Mayyazhippuzhayude Theerangalil
- 41st anniversary edition cover
- Author: M. Mukundan
- Language: Malayalam
- Genre: Fiction
- Publisher: DC Books
- Publication date: 1974
- Publication place: India
- Published in English: 1999
- Pages: 304
- ISBN: 978-8-171-30231-4

= Mayyazhippuzhayude Theerangalil =

Novel by M. Mukundan

Mayyazhippuzhayude Theerangalil (On the Banks of the Mayyazhi) is a Malayalam-language novel by M. Mukundan. The novel vividly and mystically describes the historic political and social background of the former French colony of Mahe (Mayyazhi). The novel was translated into Tamil, English,Hindi and French (with these three versions also winning several awards).

==Historic background==
The novel is based on the lives of a few families in the enclave of Mahe. The new generation in Mahe wanted to merge the French enclave with India. The older people were loyal to the French rulers and believed in continuing colonial rule. Two people, Kanaran and Dasan, lead the fight against the French. The novel includes finer details about the colonial nature of French rule in Mahe. The streets of Mahe with French names revoke an old, historic charm. There is a Christian church and many Hindu temples mentioned in the story. It also describes the first revolution in which the activists removed the national flag from one of the government offices. This revolution was certainly a failure as the French navy came, and the activists fled across the Mahe Bridge. However, the second and final revolution was successful, and the French rulers escaped by ship.

==Plot summary==
The protagonist in the novel is a young man named Dasan who was born in French Mahe and educated in Pondicherry. Even though he was offered a job in the French administration and assistance for higher education in Paris, he instead joins the freedom movement led by Gandhian Kanaran and is attracted by communist ideology. A girl, Chandrika, falls in love with him, but he is unable to promise her a married life because of his commitment to the revolution. A French court sentences Dasan to 12 years of imprisonment, but Dasan escapes captivity by walking across to the Indian Union. Very soon, he comes back to Mahe, leading a group of volunteers before freeing Mahe from foreign rule. The French national flag is removed and the Indian national flag is hoisted on government buildings. Despite being a local hero, Dasan struggles for his livelihood as he refuses to accept regular employment and join the mainstream lifestyle.
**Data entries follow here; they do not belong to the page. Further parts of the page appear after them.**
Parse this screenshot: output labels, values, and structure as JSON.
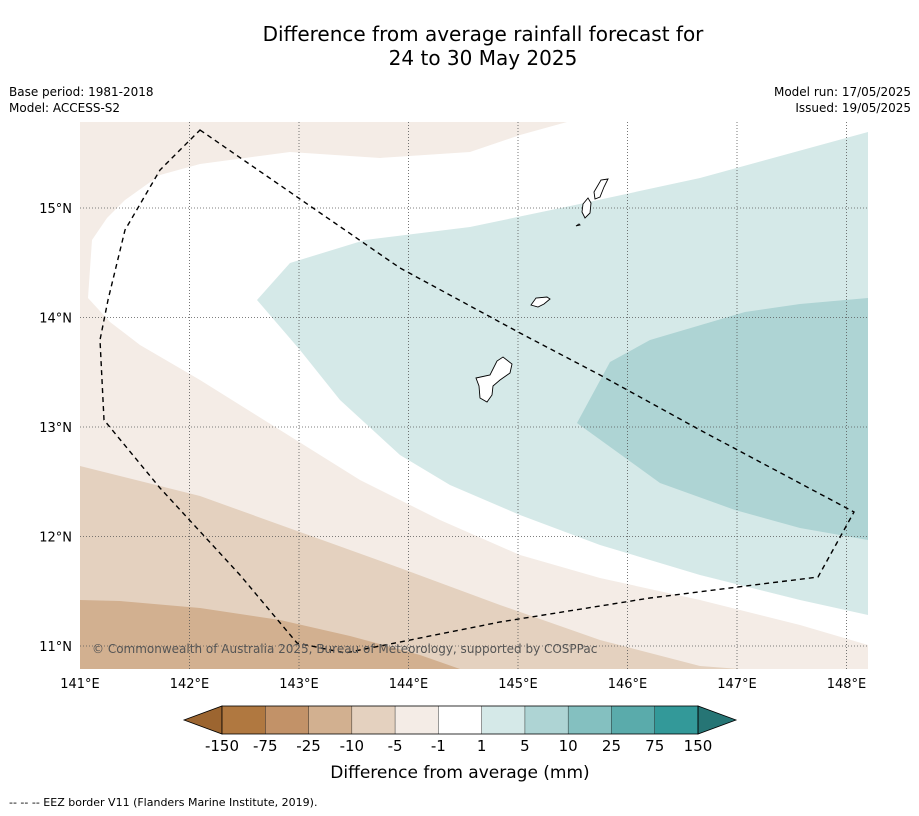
{
  "title": {
    "line1": "Difference from average rainfall forecast for",
    "line2": "24 to 30 May 2025"
  },
  "info_left": {
    "base_period": "Base period: 1981-2018",
    "model": "Model: ACCESS-S2"
  },
  "info_right": {
    "model_run": "Model run: 17/05/2025",
    "issued": "Issued: 19/05/2025"
  },
  "map": {
    "lon_labels": [
      "141°E",
      "142°E",
      "143°E",
      "144°E",
      "145°E",
      "146°E",
      "147°E",
      "148°E"
    ],
    "lat_labels": [
      "15°N",
      "14°N",
      "13°N",
      "12°N",
      "11°N"
    ],
    "copyright": "© Commonwealth of Australia 2025, Bureau of Meteorology, supported by COSPPac",
    "gridlines": "dotted"
  },
  "legend": {
    "title": "Difference from average (mm)",
    "tick_labels": [
      "-150",
      "-75",
      "-25",
      "-10",
      "-5",
      "-1",
      "1",
      "5",
      "10",
      "25",
      "75",
      "150"
    ],
    "colors": [
      "#9c6530",
      "#b07840",
      "#c29268",
      "#d2b090",
      "#e4d1bf",
      "#f4ece6",
      "#ffffff",
      "#d5e9e8",
      "#aed4d4",
      "#84c0c0",
      "#5aabab",
      "#339999",
      "#267575"
    ]
  },
  "footer": "--  --  -- EEZ border V11 (Flanders Marine Institute, 2019).",
  "icons": {
    "colorbar_arrows": "triangle"
  }
}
His girlfriend is forced by her parents to marry another man and hence, commits suicide. Dasan also follows her way to reach the abode of the soul on the Velliyamkallu island on the Mahe coast.

==Characters==
- Dasan, the protagonist.
- Chandrika, Dasan's girlfriend.
- Kunjananthan, teacher of Dasan and a revolutionary.
- Kanaretttan, a freedom fighter.
- Mooppan, a French administrator (Big Sayiv).
- Unni Nair, a French loyalist and bar owner.
- Damu Writer, Dasan's father.
- Pappan, a revolutionary.
- Vasootty, Dasan's friend.
- Kunhichirutha, a courtesan.
- Karunan, a French officer.
- Kurumbi Amma, grandmother of Dasan and a French loyalist.
- Leslie, a French magistrate.
- Missy, Leslie's wife.
- Gastohn, Leslie and Missy couple's only son
- Achu, the village appy, Ghirija’s husband and a local hero.
- Chekku Mooppar, the mayor.
- David, a French officer and Kunhichirutha's love interest.
- Kowsu, Dasan's mother.
- Kunjakkan, the lamp-lighter.
- Kunjanan, a French loyalist.
- Bharathan, Chandrika's father.
- Leela, Chandrika's mother.
- Ghirija, Dasan’s sister.
 dhananjay the ravanan

==French named streets of Mahe==
- Rue de la Prison
- Rue du Gouvernement
- Rue de l'église (Church Road)
- Rue de la Residence

==Translations==
- Malayalam:
- Tamil: 1998. Mayyazhi Karaiyoram. Trans. Rudra Thulasidhas (A) Ilambharathi. National Book Trust.
- English: 1999. On the Banks of the Mayyazhi. Trans. Gita Krishnankutty. Chennai: Manas.
- Hindi: 1997. Mayyazhi Nadi Ke Kinare. Translated by Sudhanshu Chaturvedi. New Delhi: National Book Trust.
- French: 2002. Sur les rives du fleuve Mahé. Trans. Sophie Bastide-Foltz. Actes Sud.Win

==In popular culture==
- The characters of the novel are depicted in the form of a stone mural on Mahe Walk in Mahe.
- BONJOUR MAYYAZHI, a Malayalam-language short film, tells the story of the novel’s characters coming back and questioning the novelist.